Like many companies in 2020, we took the opportunity to review our strategic plan and really look at what success would look like for both us and our community. This led to a new strategic plan for the next four years – it’s big, ambitious and exciting. We are looking to both grow the number of community members that we work with, and the audience that see our works.
What does success look like to you, personally?
I’m a dreamer. So for me, success is that our work changes the world for the better. Societal change isn’t always fast, but I have definitely seen some great changes in my lifetime. We have the great privilege to see personal changes on a daily basis; whether that be a collaborative artist growing in confidence or learning new skills, or the changed perception of an audience member after they see our work.
What is the biggest value Milk Crate Theatre provides to both participants and audiences?
Milk Crate Theatre is a place of belonging and joy for the members who take part in our programs. For many people in our community, there is little opportunity to participate in creative activities where ideas are heard and valued. There is also great joy in creative ‘play’ and by incorporating artists and social workers into a team, creating a safe and accessible environment for them to connect and personally develop through creative practice.
Milk Crate Theatre performances attract broad audiences. We offer free accessible tickets to community members connected to our social purpose partners; offering a performance space that enables audiences living with mental health issues or disabilities to enjoy the work free from judgement.

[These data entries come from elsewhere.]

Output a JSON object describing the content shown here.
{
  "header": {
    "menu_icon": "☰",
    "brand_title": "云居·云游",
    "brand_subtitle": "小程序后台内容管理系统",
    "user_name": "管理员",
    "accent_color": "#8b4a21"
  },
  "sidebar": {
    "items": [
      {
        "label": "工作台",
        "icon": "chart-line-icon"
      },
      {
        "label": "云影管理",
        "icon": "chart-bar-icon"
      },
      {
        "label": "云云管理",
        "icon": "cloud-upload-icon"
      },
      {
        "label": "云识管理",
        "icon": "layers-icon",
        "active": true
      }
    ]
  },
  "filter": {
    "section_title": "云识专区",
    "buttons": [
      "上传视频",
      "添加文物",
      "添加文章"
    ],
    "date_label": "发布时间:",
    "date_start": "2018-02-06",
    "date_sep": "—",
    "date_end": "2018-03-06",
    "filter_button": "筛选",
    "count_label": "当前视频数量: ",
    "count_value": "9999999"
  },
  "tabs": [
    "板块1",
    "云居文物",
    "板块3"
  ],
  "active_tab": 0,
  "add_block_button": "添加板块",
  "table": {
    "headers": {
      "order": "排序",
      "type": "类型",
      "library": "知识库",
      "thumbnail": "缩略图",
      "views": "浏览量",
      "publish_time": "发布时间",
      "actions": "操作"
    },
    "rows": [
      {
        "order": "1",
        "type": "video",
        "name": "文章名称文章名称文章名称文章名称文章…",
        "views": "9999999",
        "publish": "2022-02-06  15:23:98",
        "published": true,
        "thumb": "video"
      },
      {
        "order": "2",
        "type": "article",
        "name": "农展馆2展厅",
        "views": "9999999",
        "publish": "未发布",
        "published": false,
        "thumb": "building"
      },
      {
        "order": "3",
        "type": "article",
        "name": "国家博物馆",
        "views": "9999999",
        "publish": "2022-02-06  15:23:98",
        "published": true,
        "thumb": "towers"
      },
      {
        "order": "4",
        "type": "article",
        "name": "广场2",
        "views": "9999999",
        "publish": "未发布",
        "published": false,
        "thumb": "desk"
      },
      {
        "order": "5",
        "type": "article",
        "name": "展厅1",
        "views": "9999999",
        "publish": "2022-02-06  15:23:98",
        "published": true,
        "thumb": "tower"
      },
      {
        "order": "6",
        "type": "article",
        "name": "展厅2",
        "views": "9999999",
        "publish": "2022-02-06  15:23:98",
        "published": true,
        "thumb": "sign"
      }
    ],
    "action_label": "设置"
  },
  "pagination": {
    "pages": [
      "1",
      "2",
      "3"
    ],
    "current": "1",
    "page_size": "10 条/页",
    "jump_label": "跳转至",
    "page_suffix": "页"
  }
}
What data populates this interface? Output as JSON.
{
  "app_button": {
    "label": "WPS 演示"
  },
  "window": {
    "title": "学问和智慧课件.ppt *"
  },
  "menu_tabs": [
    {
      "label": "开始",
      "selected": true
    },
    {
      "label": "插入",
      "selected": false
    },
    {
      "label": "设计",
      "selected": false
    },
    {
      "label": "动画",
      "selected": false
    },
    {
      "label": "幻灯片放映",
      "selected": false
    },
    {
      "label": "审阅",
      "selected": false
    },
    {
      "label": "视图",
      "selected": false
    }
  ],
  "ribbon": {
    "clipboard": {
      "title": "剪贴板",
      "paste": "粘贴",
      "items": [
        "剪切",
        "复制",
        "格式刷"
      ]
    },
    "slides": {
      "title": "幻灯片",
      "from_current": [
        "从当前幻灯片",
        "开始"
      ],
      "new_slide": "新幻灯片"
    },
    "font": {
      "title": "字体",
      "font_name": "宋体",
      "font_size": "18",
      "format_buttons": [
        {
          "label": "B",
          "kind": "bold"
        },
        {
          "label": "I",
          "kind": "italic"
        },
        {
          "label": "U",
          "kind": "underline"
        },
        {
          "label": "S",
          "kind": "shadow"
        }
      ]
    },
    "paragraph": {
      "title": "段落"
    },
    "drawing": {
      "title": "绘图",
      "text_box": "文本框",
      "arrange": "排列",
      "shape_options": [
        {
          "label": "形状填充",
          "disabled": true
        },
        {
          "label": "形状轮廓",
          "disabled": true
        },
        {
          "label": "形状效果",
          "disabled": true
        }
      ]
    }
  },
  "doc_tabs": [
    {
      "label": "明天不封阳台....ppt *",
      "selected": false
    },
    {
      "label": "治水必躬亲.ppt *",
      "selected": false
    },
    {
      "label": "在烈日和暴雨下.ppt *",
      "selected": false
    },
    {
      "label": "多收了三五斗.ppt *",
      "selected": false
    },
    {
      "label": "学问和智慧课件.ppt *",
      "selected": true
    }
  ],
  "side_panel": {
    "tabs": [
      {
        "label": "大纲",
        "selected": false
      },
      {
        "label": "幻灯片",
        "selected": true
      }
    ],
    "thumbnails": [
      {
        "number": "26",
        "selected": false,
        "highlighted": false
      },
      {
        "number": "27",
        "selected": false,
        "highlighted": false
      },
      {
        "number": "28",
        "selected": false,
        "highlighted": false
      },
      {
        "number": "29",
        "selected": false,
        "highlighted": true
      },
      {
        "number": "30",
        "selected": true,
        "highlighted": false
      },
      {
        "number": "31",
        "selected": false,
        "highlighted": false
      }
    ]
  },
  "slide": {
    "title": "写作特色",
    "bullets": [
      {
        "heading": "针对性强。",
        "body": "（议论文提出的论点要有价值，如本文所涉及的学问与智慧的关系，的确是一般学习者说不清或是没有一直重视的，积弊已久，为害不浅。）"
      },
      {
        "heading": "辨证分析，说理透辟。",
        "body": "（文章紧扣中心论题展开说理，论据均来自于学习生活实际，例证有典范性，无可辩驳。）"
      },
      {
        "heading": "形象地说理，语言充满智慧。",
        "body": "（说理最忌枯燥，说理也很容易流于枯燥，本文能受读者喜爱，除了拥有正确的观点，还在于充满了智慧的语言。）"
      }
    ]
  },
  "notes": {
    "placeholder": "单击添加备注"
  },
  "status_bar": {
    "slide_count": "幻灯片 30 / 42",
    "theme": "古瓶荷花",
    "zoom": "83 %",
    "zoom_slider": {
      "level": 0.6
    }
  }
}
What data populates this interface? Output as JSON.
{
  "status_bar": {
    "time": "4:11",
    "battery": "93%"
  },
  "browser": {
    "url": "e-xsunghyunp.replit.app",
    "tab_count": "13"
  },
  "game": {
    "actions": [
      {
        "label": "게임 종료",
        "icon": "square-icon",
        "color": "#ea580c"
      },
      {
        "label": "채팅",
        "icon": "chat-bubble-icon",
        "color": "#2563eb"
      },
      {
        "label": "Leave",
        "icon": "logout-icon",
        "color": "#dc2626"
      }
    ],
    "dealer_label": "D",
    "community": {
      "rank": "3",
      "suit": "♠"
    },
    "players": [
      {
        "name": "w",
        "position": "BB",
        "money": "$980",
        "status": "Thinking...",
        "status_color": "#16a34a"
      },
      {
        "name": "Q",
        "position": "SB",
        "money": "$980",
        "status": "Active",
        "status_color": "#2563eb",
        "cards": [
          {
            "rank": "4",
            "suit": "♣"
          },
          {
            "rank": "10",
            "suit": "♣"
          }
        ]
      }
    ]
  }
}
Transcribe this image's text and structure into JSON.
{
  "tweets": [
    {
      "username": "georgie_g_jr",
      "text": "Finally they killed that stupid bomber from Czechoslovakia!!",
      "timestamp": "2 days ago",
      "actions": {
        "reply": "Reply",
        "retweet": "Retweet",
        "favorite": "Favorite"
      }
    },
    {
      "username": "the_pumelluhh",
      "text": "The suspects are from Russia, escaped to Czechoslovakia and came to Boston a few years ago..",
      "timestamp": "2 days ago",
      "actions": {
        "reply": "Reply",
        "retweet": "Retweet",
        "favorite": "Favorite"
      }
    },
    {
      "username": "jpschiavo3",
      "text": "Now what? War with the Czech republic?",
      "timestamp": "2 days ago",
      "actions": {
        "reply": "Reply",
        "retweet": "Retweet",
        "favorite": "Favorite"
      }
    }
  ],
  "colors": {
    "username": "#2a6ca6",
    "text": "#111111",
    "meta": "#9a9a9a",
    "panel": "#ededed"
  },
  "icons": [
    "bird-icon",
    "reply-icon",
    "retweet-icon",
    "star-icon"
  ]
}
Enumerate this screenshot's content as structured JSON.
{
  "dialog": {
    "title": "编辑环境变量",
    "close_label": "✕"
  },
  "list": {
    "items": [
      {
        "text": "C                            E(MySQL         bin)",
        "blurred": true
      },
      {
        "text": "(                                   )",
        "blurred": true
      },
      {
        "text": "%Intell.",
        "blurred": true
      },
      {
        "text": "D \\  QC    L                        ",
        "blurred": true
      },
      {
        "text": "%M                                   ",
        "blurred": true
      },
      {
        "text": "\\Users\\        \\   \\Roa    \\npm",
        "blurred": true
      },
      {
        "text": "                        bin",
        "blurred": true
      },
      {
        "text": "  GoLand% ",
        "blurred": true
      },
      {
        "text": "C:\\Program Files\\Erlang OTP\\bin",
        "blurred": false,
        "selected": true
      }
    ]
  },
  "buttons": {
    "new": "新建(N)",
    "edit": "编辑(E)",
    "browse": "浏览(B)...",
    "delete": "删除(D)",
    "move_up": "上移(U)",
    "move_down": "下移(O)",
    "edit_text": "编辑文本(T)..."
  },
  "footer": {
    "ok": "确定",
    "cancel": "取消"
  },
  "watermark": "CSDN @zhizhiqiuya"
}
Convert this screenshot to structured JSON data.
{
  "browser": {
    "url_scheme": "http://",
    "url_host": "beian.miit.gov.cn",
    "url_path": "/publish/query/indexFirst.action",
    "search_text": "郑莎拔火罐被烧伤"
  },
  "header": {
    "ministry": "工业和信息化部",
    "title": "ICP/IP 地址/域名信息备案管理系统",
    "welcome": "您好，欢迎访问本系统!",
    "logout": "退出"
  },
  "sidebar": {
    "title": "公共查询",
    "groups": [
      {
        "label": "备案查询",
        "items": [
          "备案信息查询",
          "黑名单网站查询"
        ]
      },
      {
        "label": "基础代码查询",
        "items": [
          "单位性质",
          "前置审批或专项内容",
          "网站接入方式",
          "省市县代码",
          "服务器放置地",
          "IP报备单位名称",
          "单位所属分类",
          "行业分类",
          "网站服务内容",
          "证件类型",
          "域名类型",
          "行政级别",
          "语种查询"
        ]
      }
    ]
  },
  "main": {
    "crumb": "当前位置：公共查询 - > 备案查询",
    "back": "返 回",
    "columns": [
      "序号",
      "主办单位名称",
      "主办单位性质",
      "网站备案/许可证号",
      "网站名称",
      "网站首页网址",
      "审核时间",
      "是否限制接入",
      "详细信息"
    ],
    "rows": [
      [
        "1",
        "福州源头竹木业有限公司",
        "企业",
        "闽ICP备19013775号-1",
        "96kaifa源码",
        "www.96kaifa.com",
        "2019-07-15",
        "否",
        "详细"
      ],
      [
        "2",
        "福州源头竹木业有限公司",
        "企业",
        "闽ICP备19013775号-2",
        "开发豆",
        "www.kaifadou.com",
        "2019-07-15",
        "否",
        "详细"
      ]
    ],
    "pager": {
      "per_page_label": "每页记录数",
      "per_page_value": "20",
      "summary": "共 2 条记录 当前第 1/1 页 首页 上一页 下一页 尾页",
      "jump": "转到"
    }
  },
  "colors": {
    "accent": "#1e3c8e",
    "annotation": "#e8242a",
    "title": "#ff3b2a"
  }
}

We also sell tickets to the general public. The impact of our work on audiences is often profound and lasting. By offering the opportunity to see stories from different perspectives and backgrounds, we are able to bridge differences, break down barriers and build empathy.
Which Milk Crate Theatre story has captured your heart?
Dust Storm, which we created during COVID, has definitely captured my heart. This story is quite a departure from our previous works, as it doesn’t have a focus on social justice.
During the lockdown, anxiety and fear levels were understandably high. So, although our community wanted to talk about COVID, (Artistic Director) Margot Politis established a space for the group to expand, flex, and create – exploring narratives that had nothing to do with the current state of the world in a pandemic. The themes are incredibly evocative of the real-life issues that the pandemic manifested for all people, whilst not discussing it directly. Dust Storm is a true testament to the creativity of our collaborative artists.